As for the major uptrend broken thesis: I went into that fallacy at some length on Nov. 11, but briefly it is wrong because the major trendline was drawn from the very sold-off March low and, thus, created a steep angle of attack — one that could never be maintained for the long term.

So what is the answer to the future of the market? 

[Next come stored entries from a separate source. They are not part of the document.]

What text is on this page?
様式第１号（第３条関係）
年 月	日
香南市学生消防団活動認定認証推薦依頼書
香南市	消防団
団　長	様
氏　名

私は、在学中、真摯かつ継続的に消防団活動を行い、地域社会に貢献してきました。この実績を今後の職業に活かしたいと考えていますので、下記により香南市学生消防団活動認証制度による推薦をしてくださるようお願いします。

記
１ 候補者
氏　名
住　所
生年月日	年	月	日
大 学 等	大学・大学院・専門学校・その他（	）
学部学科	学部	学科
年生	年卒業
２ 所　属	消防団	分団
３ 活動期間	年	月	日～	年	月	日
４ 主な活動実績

We must wait for the answer since the indices are approaching critical resistance and target zones after advancing more than 60% from the March lows. As stocks approach these zones, note that volume is declining to the lowest levels of the year, and that’s because major investors are reluctant to put more cash to work until they are convinced that the economy is moving forward enough to warrant new investment. 

Our internal indicators — stochastic, Moving Average Convergence/Divergence (MACD), momentum and Relative Strength Index (RSI) — are all overbought while the sentiment numbers remain confused. That, too, sends a signal to us to be cautious — to hold tight and let the market tell us of its next direction. 

No one said that it would be easy, but by being patient and non-emotional, despite the hype heard and seen from the media, the market will eventually reveal the direction of its next move.

Today’s Trading Landscape

Earnings to be reported before the opening include: Bon-Ton Stores, Brady, Children’s Place, China Medical Tech, Dick’s Sporting Goods, Gamestop, Helmerich & Payne, Kulicke & Soffa, New York & Co., NJ Resources, Patterson Companies, Ross Stores, Sally Beauty, School Specialty, Sears Holdings Corp., Shoe Carnival, Stage Stores, Stein Mart, Suntech Power, Sycamore, The Buckle, Transdigm Group, Trina Solar and Williams-Sonoma.

Earnings to be reported after the close: A-Power Energy, Aruba Networks, Chordiant Software, Dell, Dress Barn, Foot Locker, Gap, Hibbett Sporting, Intuit, MTS Systems, Orleans Homebuilders, SkillSoft, The Street.com, Verigy, Wet Seal and Zumiez.

Economic reports due: jobless claims (the consensus expects 504,000), leading indicators (the consensus expects 0.4%), Philadelphia Fed Business Outlook Survey (the consensus expects 12), and EIA natural gas report.